While Broadway’s production costs make art for art’s sake an iffy proposition, Off Broadway has always been the place to go if you want to tickle your brain and feed your soul. Risky theater usually entails more misses than hits, but three attention-grabbing plays currently running have put Off Broadway in exceptionally fine form. Better still, ticket prices here top out at $20 less than they do uptown.

If that sounds appealing, don’t miss the expertly executed and critically hailed How I Learned to Drive (TC), Paula Vogel’s drama about a family infected by a pedophilic uncle. As the victim, Mary-Louise Parker (Fried Green Tomatoes) gives a quirky, soulful performance; as the villain, David Morse performs a nuanced juggling act, simultaneously sinister and pathetic.

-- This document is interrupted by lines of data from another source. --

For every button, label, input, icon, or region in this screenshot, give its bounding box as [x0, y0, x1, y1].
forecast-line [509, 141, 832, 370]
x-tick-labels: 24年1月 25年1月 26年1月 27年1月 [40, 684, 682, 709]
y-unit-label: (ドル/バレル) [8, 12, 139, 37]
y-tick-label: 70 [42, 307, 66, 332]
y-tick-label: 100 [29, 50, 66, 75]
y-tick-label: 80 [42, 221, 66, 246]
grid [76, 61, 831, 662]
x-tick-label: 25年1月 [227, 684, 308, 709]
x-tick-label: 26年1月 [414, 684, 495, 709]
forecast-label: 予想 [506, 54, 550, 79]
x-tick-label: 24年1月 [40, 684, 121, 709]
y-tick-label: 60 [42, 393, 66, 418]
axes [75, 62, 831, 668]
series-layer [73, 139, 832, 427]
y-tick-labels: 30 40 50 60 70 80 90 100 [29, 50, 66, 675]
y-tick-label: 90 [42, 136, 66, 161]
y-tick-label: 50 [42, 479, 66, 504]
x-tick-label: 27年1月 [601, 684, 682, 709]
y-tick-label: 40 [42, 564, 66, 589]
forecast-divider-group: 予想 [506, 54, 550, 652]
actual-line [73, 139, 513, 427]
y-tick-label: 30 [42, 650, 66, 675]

As the deposed Vogue editor Diana Vreeland in Full Gallop (TC), Mary Louise Wilson puts on a smart, funny, and moving one-woman show of hysterics, zingy one-liners (”As Joan Crawford once said, ‘If you want the girl next door, go next door”’), and hard-earned wisdom.

Theater doesn’t get any better than Gross Indecency: The Three Trials of Oscar Wilde (TM), Moises Kaufman’s fascinating account (utilizing — verbatim — court transcripts, Wilde’s own writings, and scholarly accounts) of Wilde’s public downfall when charged with homosexual acts. The play ultimately transcends the subject matter, shedding light on the trials’ historical significance, and making Wilde a curious kind of Everyman, done in by pride, passion, and social convention.